BildDie Corona Krise ist längst noch nicht vorbei. Abstand halten, Maske tragen, Impfen, Anzahl der Personen pro Raum usw. Die Einschränkungen in vieler Hochschulen gelten mindestens noch bis Anfang April. Normaler Unialltag sieht andres aus.

Dass die Einschränken nicht zwangsläufig zu einer Verschlechterung der Lehre führen müssen, zeigte die Umfrage des Centrums für Hochschulentwicklung im Herbst. Demnach beurteilten 85 Prozent aller Masterstudierenden an der Fakultät Informatik der Hochschule Reutlingen den Umgang und die Studienbedingungen unter Corona Bedingungen an der Hochschule Reutlingen als sehr gut oder gut. Doch wie hat die Fakultät Informatik in Reutlingen diesen sehr guten Wert geschafft? Einer der es wissen sollte ist Prof. Dr. Christian Kücherer. Der Informatik Professor lehrt im Studiengang Medien- und Kommunikationsinformatik und Medizinisch-Technische Informatik und wurde im Herbst für seine innovative Lehre mit dem Lehrpreis der Hochschule Reutlingen ausgezeichnet.

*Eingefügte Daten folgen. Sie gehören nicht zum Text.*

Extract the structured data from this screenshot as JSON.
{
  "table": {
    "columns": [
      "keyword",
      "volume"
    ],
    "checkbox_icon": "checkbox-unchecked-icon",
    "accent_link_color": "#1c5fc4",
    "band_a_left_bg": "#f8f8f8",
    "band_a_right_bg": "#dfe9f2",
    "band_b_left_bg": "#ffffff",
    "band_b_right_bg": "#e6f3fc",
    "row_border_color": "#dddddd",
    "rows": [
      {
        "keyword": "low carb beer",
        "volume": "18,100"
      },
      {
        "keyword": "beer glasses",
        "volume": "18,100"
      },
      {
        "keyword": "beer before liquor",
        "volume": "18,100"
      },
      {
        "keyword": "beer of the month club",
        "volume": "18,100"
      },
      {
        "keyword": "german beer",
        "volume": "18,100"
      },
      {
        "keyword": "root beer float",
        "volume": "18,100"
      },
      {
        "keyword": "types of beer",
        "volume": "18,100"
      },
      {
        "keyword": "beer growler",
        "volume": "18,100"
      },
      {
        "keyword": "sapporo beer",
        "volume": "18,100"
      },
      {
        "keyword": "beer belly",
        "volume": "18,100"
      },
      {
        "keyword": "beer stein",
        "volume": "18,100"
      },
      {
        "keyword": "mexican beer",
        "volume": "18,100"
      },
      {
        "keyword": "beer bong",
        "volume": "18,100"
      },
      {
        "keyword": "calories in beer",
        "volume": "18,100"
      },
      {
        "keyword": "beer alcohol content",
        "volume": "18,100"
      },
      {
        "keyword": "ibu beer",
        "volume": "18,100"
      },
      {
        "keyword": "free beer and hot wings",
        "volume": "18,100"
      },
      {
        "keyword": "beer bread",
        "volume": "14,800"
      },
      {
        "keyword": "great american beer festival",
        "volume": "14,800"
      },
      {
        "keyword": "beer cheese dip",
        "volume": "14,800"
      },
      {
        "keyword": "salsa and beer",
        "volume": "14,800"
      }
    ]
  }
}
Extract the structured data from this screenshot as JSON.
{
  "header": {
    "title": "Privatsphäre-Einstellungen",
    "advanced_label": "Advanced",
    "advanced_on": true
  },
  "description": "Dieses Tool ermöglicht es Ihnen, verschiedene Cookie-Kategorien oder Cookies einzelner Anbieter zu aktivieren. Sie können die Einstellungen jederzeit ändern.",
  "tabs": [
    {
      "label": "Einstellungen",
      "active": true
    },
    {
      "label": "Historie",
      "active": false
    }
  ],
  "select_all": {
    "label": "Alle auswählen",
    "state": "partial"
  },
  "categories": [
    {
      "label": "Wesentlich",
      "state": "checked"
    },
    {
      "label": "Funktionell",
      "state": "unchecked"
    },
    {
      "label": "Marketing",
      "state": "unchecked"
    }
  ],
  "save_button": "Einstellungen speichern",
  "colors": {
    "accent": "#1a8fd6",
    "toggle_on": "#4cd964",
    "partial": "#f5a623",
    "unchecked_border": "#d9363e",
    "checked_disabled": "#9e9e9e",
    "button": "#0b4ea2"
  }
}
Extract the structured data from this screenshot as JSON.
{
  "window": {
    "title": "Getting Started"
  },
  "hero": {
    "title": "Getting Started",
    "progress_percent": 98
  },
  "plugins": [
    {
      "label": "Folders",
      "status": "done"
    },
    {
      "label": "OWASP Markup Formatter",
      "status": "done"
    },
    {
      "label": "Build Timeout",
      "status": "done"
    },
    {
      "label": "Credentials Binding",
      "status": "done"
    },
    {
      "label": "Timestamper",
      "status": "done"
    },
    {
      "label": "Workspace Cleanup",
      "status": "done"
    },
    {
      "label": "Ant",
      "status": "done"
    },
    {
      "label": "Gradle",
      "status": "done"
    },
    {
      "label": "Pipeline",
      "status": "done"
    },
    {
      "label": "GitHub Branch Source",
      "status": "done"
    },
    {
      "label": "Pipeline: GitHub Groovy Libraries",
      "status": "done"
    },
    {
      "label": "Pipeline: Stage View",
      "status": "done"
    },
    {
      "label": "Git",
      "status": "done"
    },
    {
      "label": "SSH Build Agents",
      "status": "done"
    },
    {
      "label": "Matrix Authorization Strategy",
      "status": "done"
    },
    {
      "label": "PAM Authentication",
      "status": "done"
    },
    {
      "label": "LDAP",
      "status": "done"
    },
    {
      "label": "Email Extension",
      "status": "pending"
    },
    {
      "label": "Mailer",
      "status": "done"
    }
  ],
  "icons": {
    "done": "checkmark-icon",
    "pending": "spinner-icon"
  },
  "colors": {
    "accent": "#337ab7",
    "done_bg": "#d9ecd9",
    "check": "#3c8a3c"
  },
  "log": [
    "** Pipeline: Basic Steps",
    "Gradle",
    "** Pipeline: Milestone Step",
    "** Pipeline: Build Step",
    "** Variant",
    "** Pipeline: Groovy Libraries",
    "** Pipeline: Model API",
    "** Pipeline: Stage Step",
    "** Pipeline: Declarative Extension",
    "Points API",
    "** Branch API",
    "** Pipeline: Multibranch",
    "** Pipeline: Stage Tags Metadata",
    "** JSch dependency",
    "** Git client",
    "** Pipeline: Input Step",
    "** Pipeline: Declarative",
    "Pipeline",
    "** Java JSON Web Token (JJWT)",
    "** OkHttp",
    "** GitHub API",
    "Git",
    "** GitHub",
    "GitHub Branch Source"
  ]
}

Herr Kücherer was ist aus ihrer Sicht hat die wichtigste Voraussetzung für ein gutes lehren.?

Nach meiner Philosophie begegne ich Studierenden auf Augenhöhe: Gute Lehre ist Coaching. Ich freue mich am meisten über Studierende, die kritische Rückfragen stellen, wie zum Beispiel „Herr Kücherer das ist doch gar nicht so. Ich habe noch kein Projekt erlebt wo es so war!“. Genau solche Fragen machen eine Lehrveranstaltung interessant und spannend. Diese Fragen muss man zulassen.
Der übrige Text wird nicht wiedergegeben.